Last Friday, the Intergovernmental Panel on Climate Change went public with their Fifth Assessment report in Stockholm. The report supplied us with more reasons to dread the coming effects of global warming, and even more reasons to urge politicians to act.
One of the key new features in the IPCC report is the global accumulative “carbon budget”. The IPCC confirms earlier findings that there is an allowence for less than 1000 gigatons of CO2 in the atmosphere for the rest of the century, if we are to avoid dangerous climate change above two degrees warming. This is less than a third of proven fossil reserves, and will be consumed in less than 30 years at current emission levels.
In neighbouring Norway, often described as a “world-leader in the combat against climate change”, a population of just over 5 million reap the profits in being the world's second largest gas exporter and the sixth largest oil exporter. The investments in the sector are growing year by year.
Along with the rest of the world, we are debating how to manage a limited resource and how to achieve the necessary emission cuts to avoid disastrous global warming.
Along with the rest of the world, we live in a carbon bubble, in which, despite increasingly urgent warnings from scientists and environmentalists, we keep pumping up fossil fuels at record speed, pushing greener industry aside as we do so. In Norway the fossil fuels industry is by far the country's largest, and our reliance on this industry is not just a threat to the green industry, but to our entire economy, as has lately been pointed out by various individuals and organizations, including the IMF.
Our goal is not to get rid of the oil industry tomorrow. Nor is it to set a date for when the last oil worker will be out of a job. On the contrary, we want to keep the industry going for generations, but at a significantly lower level than we see today. To achieve this in a way that does not lead to mass unemployment (an estimated 250,000 people - or one in twenty Norwegians - are involved in the fossil fuel industry) we need a plan that combines both environmental policy and the oil workers' interests. That was the starting point when labour unions and environmental NGOs sat down to draft a plan on how we might realistically deflate Norway's inflated oil industry in a way that also retains the interests of the industry's employees.
As the plan was conceived in and for a Norwegian context, a central premise is the suggestion that the government makes use of its position as majority share holder in Statoil, operator on nearly all the Norwegian fossil fuel fields, and pull the company out of its hazardous projects abroad, such as the Canadian tar sands and the scramble for oil and gas in the Arctic.

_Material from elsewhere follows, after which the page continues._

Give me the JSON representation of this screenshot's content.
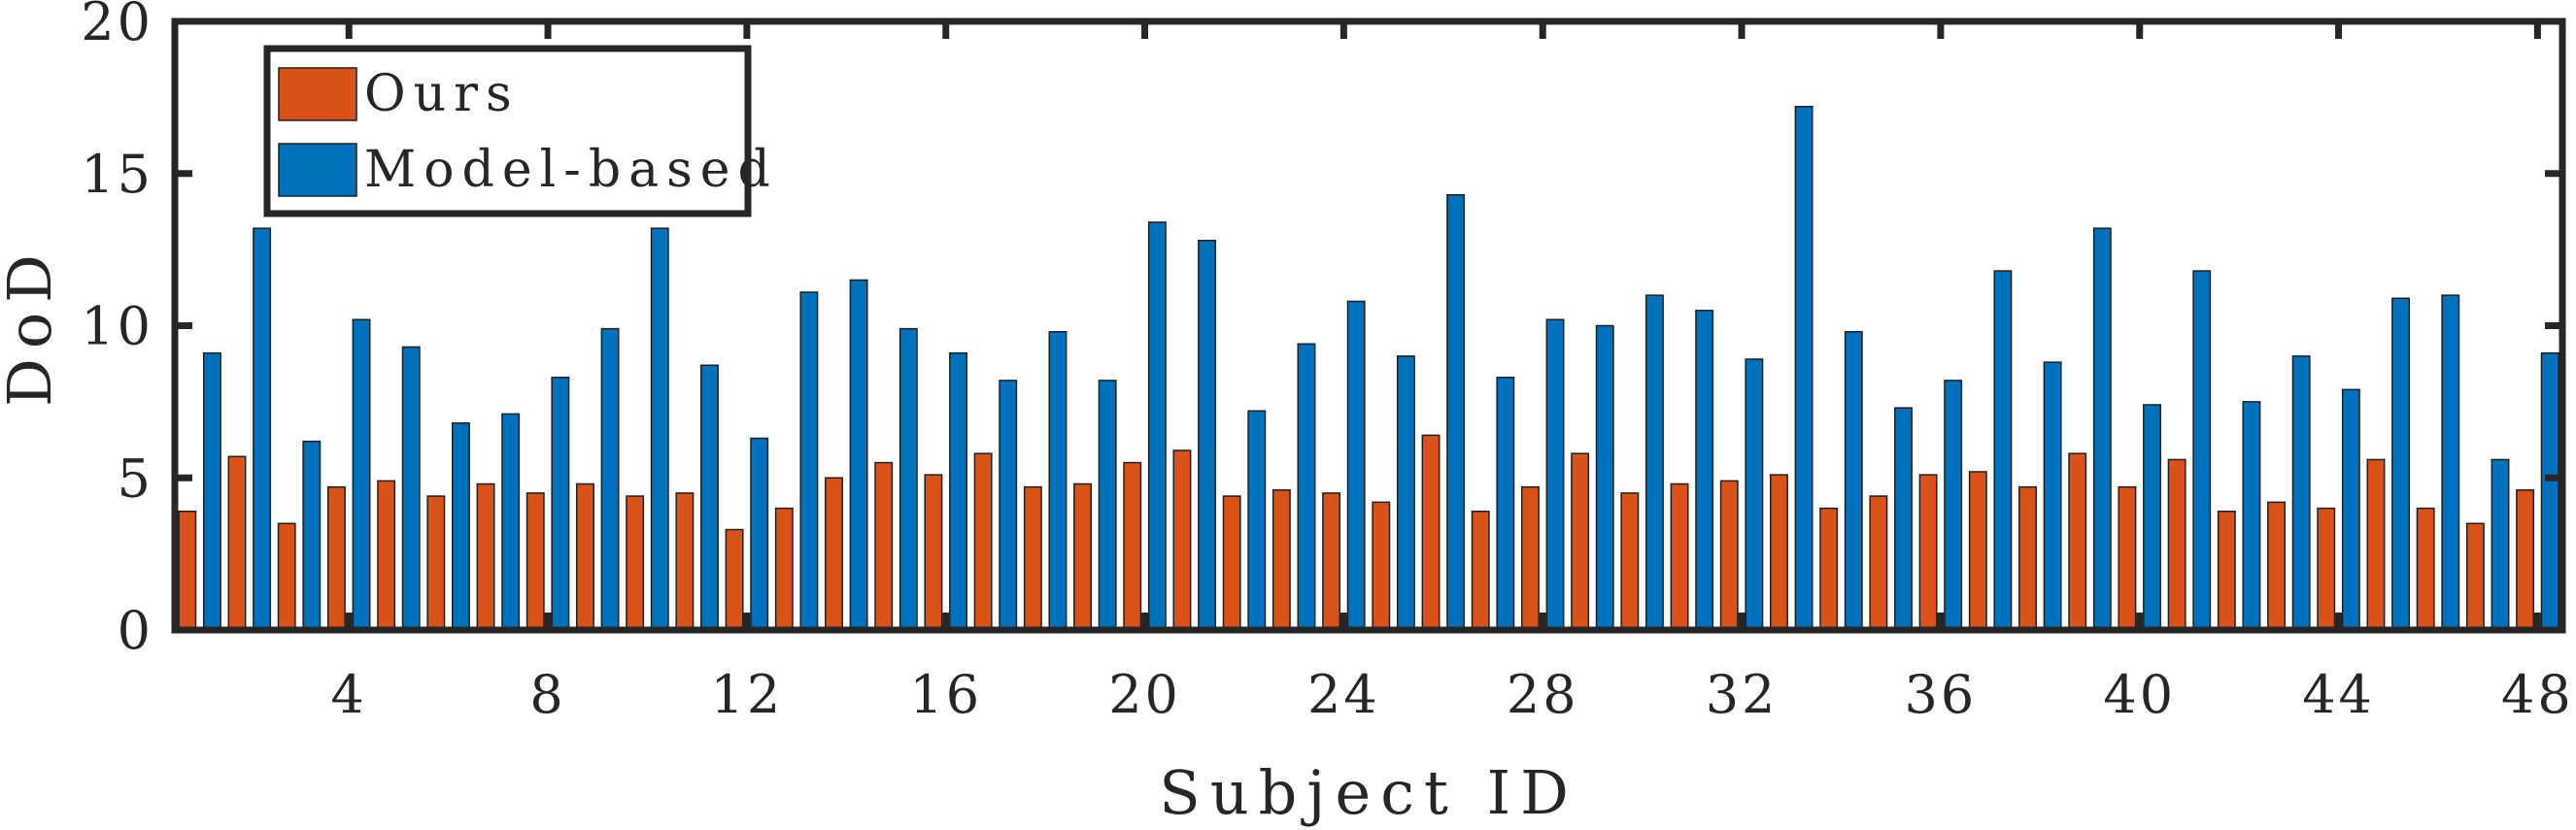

Likewise, the government’s sovereign wealth fund should extract all investments in the fossil fuel industry.
However, some further simple steps we suggest that would start deflating the carbon bubble could be worthy of consideration by other fossil fuel producing nations.
If we are to limit global warming to two degrees Celsius, we have to leave at least two thirds of all proven fossil fuel reserves unburned, according to the International Energy Agency, and now also confirmend by the IPCC. This means, that we must stop looking for more oil, coal and gas, which are by default additional fuels that we cannot afford to burn.
Also, in order to reduce the level of carbon investments, we have to halt plans to develop newly discovered fields. Simultaneously we should assess what fossil fuel fields are most suited for permanent or temporary closure. Cost considerations could play a major role in selecting these.
Areas with unconventional resources are a good place to start; these are often riskier, less cost-effective and more harmful to the climate. Such areas include oil in the Arctic, tar sands in Canada, as well as Swedish company Vattenfall's planned brown coal (lignite) mines in Germany, to mention a few examples.
If we are to reduce both the levels of investment and fossil fuel extraction, limiting the number of licenses offered to the industry is an effective long-term measure.
Adjusting the tax system for the fossil fuel industry, in order to make fossil fuel exploration and extraction less attractive, is another way to help regulate extraction levels.
Yet another measure is postponing the development of new fields, something that would cause neither an overheated economy, greenhouse gas emissions nor unemployment. Fields from which extraction is considered cost-effective can be postponed for future employment and profit.
One of the reasons why Norway was able to establish a successful oil industry was because the experiences of sailors, shipyard workers and dam construction workers were put to good use on Norwegian oil platforms. Today oil workers and engineers could play a similar role in the readjustment to a sustainable society. But that means we can't keep directing all the largest investments and the brightest minds toward the fossil fuel industry.
It is vital for both the climate and the industry workers that we start deflating the carbon bubble now. The risk is that this carbon bubble will burst in the near future, and the more we allow the fossil fuel industry to expand, the greater the risk that we are forced to deal with a sudden reduction, with the massive consequences this will have for millions of workers and the economy of any country currently relying on the fossil fuel industry.
On the other hand, if we imagine the climate challenge and the fossil fuel industry workers together, we could secure a limited resource for future generations, ensure predictability and long-term security for today's fossil fuel industry workers, facilitate the creation of a new green industry, and ensure desperately needed cuts in greenhouse gas emissions.
(The book this article is based on was authored by Helge Ryggvik, professor in economic history at the University of Oslo and long time labor union activist, in collaboration with Gulowsen and an alliance of churches, labour unions and environmental organizations.)